Diseases such as malaria, dengue, Zika and chikungunya remain endemic in many countries. Setting and deploying traps to capture the host/vector species are fundamental to understand their density and distributions. Human effort to manage the trap data accurately and timely is an exhaustive endeavour when the study area expands and period prolongs. One stop mobile app to manage and monitor the process of targeted species trapping, from field to laboratory level is still scarce. Toward this end, we developed a new mobile app named "PesTrapp" to acquire the vector density index based on the mobile updates of ovitraps and species information in field and laboratory. This study aimed to highlight the mobile app's development and design, elucidate the practical user experiences of using the app and evaluate the preliminary user assessment of the mobile app.

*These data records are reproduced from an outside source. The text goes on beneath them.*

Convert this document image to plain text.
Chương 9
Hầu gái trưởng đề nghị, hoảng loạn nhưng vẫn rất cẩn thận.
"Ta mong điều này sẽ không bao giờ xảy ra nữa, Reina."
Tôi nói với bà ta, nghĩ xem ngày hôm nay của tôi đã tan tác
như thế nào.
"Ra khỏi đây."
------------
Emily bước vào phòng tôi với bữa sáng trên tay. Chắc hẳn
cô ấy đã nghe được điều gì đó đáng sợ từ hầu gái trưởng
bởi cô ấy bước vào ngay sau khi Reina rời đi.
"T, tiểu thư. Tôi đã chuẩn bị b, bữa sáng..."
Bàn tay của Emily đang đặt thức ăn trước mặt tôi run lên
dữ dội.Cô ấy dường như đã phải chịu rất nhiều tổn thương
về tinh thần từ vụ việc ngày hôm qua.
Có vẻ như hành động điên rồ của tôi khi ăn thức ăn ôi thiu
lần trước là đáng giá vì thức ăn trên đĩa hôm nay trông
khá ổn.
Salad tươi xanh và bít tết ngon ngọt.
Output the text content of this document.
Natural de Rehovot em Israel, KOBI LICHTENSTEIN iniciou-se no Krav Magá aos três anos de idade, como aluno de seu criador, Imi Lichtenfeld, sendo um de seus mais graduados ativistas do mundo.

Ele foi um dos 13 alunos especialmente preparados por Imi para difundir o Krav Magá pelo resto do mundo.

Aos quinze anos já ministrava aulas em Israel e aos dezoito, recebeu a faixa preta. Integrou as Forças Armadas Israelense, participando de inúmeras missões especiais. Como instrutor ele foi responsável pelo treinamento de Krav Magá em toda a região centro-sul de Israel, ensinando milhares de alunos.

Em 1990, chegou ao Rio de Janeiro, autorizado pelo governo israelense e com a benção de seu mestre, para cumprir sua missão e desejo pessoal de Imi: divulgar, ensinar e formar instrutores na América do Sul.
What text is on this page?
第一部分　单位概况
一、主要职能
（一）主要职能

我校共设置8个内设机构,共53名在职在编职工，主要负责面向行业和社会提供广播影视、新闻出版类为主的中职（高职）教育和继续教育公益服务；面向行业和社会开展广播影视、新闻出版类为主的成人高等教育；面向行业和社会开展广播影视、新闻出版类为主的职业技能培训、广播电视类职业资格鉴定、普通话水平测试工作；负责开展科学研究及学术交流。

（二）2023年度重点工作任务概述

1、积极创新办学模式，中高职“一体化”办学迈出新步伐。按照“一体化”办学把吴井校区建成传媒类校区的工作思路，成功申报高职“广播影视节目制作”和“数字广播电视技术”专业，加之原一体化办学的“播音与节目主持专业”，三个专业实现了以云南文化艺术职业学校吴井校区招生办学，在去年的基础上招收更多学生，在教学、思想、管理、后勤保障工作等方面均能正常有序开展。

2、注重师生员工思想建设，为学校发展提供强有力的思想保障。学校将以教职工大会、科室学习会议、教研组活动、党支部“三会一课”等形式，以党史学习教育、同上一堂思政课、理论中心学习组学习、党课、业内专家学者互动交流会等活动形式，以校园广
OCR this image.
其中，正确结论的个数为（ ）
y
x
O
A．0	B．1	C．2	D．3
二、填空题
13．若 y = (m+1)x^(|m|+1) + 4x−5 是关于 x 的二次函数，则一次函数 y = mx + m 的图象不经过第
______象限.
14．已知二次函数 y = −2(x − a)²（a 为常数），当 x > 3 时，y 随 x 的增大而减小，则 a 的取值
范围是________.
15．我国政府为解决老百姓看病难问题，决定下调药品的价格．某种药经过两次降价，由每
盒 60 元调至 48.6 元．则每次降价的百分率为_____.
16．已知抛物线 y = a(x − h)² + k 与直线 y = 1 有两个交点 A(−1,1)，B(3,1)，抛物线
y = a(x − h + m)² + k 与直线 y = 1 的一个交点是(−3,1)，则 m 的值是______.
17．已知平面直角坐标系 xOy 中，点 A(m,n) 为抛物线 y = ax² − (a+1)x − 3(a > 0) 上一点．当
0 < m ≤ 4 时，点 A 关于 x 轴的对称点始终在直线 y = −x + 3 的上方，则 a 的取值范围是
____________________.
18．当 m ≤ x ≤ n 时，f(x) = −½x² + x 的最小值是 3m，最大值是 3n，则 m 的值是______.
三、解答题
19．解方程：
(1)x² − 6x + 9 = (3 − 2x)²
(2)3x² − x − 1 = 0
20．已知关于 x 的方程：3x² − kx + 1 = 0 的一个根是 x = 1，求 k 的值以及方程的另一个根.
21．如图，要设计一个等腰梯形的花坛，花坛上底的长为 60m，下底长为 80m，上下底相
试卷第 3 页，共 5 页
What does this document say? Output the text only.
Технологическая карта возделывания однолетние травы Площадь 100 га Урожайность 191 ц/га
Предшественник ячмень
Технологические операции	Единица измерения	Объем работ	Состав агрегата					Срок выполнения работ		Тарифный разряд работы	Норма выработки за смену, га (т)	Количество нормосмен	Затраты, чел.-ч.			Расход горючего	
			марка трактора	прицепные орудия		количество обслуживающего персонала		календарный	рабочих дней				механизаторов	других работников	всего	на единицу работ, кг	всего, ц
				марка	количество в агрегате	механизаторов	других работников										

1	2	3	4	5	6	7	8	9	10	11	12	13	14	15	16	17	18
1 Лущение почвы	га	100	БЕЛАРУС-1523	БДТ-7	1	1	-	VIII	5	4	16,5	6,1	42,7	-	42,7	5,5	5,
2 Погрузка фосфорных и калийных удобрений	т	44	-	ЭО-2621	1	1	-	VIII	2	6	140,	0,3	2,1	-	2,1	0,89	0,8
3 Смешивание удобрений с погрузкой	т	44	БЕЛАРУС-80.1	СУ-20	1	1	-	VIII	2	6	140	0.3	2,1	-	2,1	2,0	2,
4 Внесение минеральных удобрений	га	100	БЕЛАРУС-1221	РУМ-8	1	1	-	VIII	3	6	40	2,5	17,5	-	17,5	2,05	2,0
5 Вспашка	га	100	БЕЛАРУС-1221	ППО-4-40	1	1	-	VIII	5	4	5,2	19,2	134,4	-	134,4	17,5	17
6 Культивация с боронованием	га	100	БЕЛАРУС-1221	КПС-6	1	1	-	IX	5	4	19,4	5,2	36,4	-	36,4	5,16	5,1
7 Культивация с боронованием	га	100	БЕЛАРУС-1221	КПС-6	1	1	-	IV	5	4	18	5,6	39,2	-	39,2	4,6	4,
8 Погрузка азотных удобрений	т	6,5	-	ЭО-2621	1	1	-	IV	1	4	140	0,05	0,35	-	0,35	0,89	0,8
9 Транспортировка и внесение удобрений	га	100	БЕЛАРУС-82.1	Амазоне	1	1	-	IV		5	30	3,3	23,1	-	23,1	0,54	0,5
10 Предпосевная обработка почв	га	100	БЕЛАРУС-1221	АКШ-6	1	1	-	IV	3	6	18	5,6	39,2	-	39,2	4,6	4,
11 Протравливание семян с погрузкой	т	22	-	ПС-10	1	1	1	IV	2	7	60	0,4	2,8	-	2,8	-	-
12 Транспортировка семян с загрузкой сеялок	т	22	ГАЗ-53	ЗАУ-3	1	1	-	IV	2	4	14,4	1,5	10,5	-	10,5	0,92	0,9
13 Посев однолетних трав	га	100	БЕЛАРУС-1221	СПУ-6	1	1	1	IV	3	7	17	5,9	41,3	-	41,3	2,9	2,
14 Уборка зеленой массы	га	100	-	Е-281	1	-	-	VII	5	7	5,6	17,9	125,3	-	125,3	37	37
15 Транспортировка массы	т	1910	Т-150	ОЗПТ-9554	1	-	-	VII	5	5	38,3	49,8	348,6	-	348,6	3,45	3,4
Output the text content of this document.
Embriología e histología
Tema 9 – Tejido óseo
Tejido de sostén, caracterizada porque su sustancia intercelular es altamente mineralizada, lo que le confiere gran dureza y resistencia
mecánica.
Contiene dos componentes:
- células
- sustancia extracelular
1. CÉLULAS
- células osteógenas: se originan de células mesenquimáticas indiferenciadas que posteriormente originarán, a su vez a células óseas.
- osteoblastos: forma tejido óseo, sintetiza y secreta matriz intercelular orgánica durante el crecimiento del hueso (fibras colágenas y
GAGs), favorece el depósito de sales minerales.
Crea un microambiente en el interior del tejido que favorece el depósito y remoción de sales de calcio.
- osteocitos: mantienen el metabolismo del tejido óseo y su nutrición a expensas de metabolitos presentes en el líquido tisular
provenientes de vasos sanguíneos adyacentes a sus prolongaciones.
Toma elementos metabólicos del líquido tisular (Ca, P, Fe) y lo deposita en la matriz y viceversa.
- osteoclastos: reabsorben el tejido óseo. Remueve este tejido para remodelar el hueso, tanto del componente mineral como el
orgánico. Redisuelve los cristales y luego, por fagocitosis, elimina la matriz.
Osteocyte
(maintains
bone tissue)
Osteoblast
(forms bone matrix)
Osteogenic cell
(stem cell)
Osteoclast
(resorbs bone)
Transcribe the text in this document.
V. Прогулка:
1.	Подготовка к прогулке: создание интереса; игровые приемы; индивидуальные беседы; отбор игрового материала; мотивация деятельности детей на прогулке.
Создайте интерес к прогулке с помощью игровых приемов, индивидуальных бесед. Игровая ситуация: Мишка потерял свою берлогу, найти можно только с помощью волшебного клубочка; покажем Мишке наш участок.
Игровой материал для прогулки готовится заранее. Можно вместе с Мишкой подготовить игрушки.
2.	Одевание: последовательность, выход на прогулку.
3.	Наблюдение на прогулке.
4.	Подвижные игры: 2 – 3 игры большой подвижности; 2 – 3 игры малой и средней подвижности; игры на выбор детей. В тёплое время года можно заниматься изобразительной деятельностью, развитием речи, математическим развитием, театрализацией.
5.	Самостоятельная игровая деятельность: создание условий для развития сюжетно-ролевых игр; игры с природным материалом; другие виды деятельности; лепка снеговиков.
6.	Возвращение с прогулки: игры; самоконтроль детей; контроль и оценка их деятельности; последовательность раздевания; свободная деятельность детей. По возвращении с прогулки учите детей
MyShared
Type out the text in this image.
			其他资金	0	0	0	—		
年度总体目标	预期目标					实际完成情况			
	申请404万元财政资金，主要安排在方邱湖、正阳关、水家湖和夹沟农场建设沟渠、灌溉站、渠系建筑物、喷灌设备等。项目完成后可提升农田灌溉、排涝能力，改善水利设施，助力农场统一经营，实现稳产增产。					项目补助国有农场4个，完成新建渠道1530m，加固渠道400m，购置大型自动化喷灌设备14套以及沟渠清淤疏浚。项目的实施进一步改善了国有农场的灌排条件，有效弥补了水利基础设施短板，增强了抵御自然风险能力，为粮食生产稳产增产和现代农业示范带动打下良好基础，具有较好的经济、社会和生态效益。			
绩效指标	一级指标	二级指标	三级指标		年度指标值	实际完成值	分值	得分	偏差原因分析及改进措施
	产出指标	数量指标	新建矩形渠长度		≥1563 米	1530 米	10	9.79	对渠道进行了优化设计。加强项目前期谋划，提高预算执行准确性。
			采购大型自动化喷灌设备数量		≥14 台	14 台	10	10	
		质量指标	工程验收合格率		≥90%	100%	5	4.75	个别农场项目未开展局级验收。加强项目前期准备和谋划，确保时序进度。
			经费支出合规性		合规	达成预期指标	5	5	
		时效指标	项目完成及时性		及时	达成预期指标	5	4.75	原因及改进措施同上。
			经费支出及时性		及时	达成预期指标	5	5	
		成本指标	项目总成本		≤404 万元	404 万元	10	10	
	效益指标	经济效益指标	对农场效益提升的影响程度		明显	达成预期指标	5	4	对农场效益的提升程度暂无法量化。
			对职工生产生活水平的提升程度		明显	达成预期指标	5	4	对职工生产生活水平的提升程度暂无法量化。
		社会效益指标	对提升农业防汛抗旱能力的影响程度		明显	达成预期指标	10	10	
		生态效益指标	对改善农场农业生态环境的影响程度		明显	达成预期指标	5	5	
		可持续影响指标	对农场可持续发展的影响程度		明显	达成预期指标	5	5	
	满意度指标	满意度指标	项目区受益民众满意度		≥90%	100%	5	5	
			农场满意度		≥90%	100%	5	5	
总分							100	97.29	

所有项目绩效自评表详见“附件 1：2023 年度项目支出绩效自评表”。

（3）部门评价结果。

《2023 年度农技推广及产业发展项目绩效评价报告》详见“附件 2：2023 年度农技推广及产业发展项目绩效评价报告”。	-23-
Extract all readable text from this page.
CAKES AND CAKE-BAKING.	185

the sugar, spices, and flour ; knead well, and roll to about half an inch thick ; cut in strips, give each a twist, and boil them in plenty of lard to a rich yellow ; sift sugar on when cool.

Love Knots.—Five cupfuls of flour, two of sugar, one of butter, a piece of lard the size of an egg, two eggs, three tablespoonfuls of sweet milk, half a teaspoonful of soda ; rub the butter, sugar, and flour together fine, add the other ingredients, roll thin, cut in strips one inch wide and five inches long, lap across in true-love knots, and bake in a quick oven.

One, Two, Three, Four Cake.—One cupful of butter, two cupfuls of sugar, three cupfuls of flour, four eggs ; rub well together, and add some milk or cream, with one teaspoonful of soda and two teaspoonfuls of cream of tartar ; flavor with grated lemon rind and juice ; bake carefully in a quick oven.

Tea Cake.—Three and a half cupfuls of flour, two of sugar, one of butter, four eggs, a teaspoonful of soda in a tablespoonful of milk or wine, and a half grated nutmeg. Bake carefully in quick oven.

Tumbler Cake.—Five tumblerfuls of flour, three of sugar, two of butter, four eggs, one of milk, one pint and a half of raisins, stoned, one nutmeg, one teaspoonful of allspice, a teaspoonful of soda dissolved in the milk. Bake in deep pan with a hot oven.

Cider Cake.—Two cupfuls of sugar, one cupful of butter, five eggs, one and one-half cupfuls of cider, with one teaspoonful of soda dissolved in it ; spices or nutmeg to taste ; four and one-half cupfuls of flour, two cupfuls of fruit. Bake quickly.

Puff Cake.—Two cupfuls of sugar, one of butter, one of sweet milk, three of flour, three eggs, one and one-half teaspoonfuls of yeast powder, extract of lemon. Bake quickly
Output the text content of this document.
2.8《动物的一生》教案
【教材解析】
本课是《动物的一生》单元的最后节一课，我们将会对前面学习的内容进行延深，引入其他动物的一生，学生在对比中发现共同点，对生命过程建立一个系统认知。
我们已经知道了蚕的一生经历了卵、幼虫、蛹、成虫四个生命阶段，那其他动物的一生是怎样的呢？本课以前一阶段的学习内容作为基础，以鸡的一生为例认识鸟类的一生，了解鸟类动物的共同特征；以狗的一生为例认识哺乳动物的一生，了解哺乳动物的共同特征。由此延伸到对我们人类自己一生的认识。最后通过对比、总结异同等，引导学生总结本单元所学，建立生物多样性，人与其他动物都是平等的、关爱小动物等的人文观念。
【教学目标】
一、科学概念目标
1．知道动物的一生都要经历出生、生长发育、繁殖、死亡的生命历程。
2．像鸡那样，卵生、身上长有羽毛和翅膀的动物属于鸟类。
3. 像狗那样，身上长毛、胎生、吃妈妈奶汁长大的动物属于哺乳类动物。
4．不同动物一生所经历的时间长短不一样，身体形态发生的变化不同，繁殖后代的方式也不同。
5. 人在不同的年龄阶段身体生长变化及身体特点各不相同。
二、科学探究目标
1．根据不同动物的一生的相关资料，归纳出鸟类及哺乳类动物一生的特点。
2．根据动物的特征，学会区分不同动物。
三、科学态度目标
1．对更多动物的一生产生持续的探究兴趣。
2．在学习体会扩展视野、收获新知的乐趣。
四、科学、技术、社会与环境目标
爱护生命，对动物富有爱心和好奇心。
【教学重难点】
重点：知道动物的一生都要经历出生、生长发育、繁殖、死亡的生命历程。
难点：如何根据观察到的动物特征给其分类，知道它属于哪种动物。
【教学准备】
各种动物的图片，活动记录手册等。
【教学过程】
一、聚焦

The mobile app was developed using mobile framework and database. User evaluation of the mobile app was based on the adjusted Mobile App Rating Scale and Standardized User Experience Percentile Rank Questionnaire. The process flows of system design and detailed screen layouts were described. The user experiences with and without the app in a project to study Aedes surveillance in six study sites in Selangor, Malaysia were elucidated. The overall mean user evaluation score of the mobile app was 4.0 out of 5 (SD=0.6), reflects its acceptability of the users. The PesTrapp, a one-stop solution, is anticipated to improve the entomological surveillance work processes. This new mobile app can contribute as a tool in the vector control countermeasure strategies.